Native plant garden hopes to provide place of refuge for pollinators at public library site

By Allan Bradbury
Staff Writer
abradbury@fortfrances.com

Local gardeners are working together to provide native plants suitable for the pollinators in the region to feed on as they pursue their migratory patterns.

Lindsay Hamilton is a local gardener and member of the Rainy River District Stewardship (RRDS). She is part of the group that has planted a native plant garden behind the Fort Frances Public Library Technology Centre (FFPLTC).

The small patch amid the field behind the library is surrounded by concrete and has had flowers popping up throughout the spring and as the summer progresses.

“All of these plants are considered native plant species to North America,” Hamilton said, showing off the garden. “You can get really into it and get into native plants specific to ecoregion. But if you’re going to start out, you don’t want to intimidate people to think specific.”

Hamilton got into the idea of native plant gardens as part of the David Suzuki Butterflyway project. “The Butterflyway Project is a citizen-led movement growing highways of habitat for bees and butterflies across Canada.”

There are a few principles to follow when planting these native plant gardens to make them the best fit for the pollinators they’re meant to help, according to Hamilton.

“The idea when you’re planting native plants is that right from the beginning of the winter melt into early springtime you have a continuous some type of habitat and some type of food source and mating source because that’s when pollinators start to emerge,” she said. “So when you’re planning a native plant species garden, you need think about the entire season and having a blossom throughout or having food source throughout all the way into the first frost,”

Some pollinators need to feed early in the growing season. Hamilton described the behaviour of the Mourning Cloak Butterfly which actually hibernates.

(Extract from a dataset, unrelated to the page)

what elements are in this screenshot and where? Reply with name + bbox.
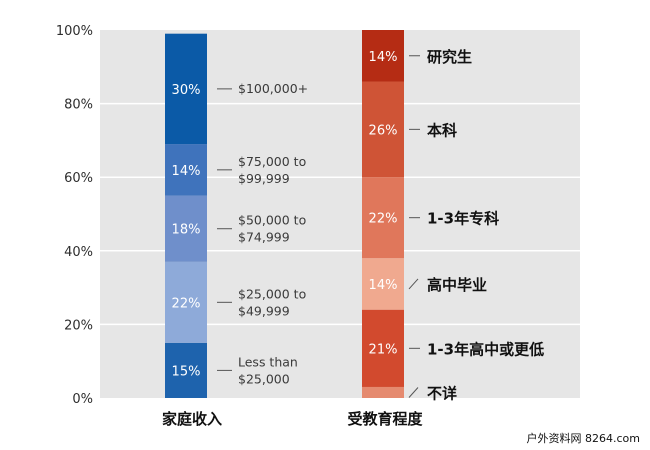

“There is a butterfly called the Mourning Cloak Butterfly, they actually hide behind the bark. They emerge really, really early like before the snow melts and they [feed on] birch nectar or the birch water that runs, and the earliest sort of spring buds on a birch tree so they’re pollinators not just the plants, but they also like trees are a big source of their support system as well,” she said.

The garden on the Second St. side of the library is in addition to the other work that RRDS does with the FFPLTC. They’ve partnered together to plant the trees at the back of the library property which Hamilton says are all native plants to the area. Given that the RRDS already has the tree project near the library it made sense for them to work on the garden in the same area.

To have a pollinator friendly garden or even small patch in an existing garden, it doesn’t take a lot of space. For Hamilton the biggest challenge was getting the plants to grow from seeds in the right conditions.

“So the most challenging piece that I’ve found so far is that native plants growing from seeds is difficult because most native plant species, to start from seed, need something called cold stratification. So you either need to plant your seeds in the fall so that they get cold enough, they have to have a certain amount of time at a certain sub zero level,” Hamilton said.

She says she tried to cold stratify a few seeds in a milk jug over last winter but the erratic temperatures last winter didn’t seem to do the trick. Many of the plants in the patch behind the library are transplants from other gardens.

“A lot of these, I think the crew that we had planting had these already established in their garden, and these are actually transplants, and they seem to establish better,” she said. “The thing about native plant species gardens too, is that they will thrive on their own, they take barely any upkeep because they’re meant to be here, they want to be here so they thrive and they don’t need a lot of watering or soil alteration, if anything some of them will thrive on neglect.”

Some of the flowers in the garden patch behind the library are Canadian Anemones, Black Eyed Susans, Sage, Bee Balm/Wild Bergamot, Milkweed, Yarrow, Echinacea and Blazing Stars, among others.

There are a lot of other options to include in a native plant garden and prospective gardeners should look into the options for themselves.

Hamilton’s hope is for the Fort Frances area to become a Butterflyway. Which means there are 12 or more pollinator-friendly garden patches registered with the project in close proximity.